Face à la difficulté que représente l'inflation, les États membres continuent à fournir des aides ciblées et à coordonner leurs politiques budgétaires et, fait nouveau, ils « continuent à investir » : dans ce contexte, « nous avons adopté le plan de relance polonais », a déclaré le ministre français, Bruno Le Maire, à l'issue du Conseil 'Écofin'.
Il a évoqué « un long débat », certains pays ayant fait part « d'observations, d'abstentions ». Mais « aucune opposition » n'a été exprimée, a-t-il souligné.
Les États membres sont généralement d'avis que le plan polonais est solide sur la question des transitions climatique et numérique. La controverse est liée aux engagements pris par Varsovie en matière de respect de l'État de droit, sachant que les recommandations par pays transmises aux autorités polonaises en 2019 constituent la grille d'analyse en la matière.
D'ici fin juin, la Pologne doit notamment finaliser une réforme judiciaire qui remplacera le régime disciplinaire des juges polonais, que la Cour a jugé illégal, et permettre aux juges qui le souhaitent de bénéficier d'une révision des jugements les visant par une nouvelle Cour indépendante et impartiale.
Il s'agit d'une condition sine qua non avant le déboursement d'une première tranche d'aide financière, attendue en septembre. Mais, nombreux sont ceux, au Parlement européen, qui estiment que ces mesures ne vont pas assez loin (EUROPE 12968/16).
« La Pologne devra produire des résultats sur des engagements clés avant que tout paiement puisse être effectué », a insisté le commissaire européen à l'Économie, Paolo Gentiloni.

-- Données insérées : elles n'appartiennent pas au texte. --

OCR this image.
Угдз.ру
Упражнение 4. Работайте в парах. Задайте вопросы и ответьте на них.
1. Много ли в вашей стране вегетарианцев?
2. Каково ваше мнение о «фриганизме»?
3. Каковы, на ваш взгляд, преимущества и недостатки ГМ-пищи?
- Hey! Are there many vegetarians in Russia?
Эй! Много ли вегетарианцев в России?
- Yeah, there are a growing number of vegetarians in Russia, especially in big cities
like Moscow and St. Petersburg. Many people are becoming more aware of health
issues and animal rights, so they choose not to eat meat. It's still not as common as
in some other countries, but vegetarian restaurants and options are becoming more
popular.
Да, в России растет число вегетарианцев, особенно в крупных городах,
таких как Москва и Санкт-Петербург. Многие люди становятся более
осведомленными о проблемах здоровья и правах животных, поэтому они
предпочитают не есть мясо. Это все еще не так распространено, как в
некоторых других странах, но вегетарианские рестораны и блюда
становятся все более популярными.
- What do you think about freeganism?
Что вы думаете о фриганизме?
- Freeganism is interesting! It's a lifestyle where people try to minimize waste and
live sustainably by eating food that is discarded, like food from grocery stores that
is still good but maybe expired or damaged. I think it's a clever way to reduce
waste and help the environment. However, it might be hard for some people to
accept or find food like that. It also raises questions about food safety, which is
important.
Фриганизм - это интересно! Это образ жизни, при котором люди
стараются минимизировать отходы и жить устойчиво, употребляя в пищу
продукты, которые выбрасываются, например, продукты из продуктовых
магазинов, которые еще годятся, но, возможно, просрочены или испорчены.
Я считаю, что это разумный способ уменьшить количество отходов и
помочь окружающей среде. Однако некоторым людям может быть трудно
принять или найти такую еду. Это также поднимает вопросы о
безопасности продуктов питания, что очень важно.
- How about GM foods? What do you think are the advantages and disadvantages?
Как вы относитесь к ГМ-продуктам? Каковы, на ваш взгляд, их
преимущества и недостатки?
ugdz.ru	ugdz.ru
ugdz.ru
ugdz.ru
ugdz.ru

Quatre États membres - la Belgique, le Danemark, les Pays-Bas et la Suède - ont fait une déclaration dans laquelle ils rappellent que l'indépendance de la Justice, en tant que valeur fondamentale de l'UE, est une condition essentielle pour garantir la confiance entre les États membres, notamment dans la consommation du budget de l'UE. Ils considèrent le plan polonais comme le début d'un processus de coopération constructive avec les autorités polonaises, tout en appelant la Commission à s'assurer du respect des jalons ('milestones') inscrits dans le plan polonais avant de procéder à des paiements.
Les quatre pays rappellent aussi les conclusions du Conseil européen de juillet 2020 selon lesquelles un État membre peut alerter le président du Conseil européen, s'il considère que le plan de relance national d'un autre pays dévie fortement par rapport aux jalons fixés, en vue d'une discussion lors d'un sommet ultérieur (EUROPE 12532/2). Et de demander à la Commission européenne d'agir, potentiellement via l'ouverture de nouvelles procédures d'infraction, pour faire respecter l'État de droit en Pologne, notamment la question du Conseil national de la magistrature.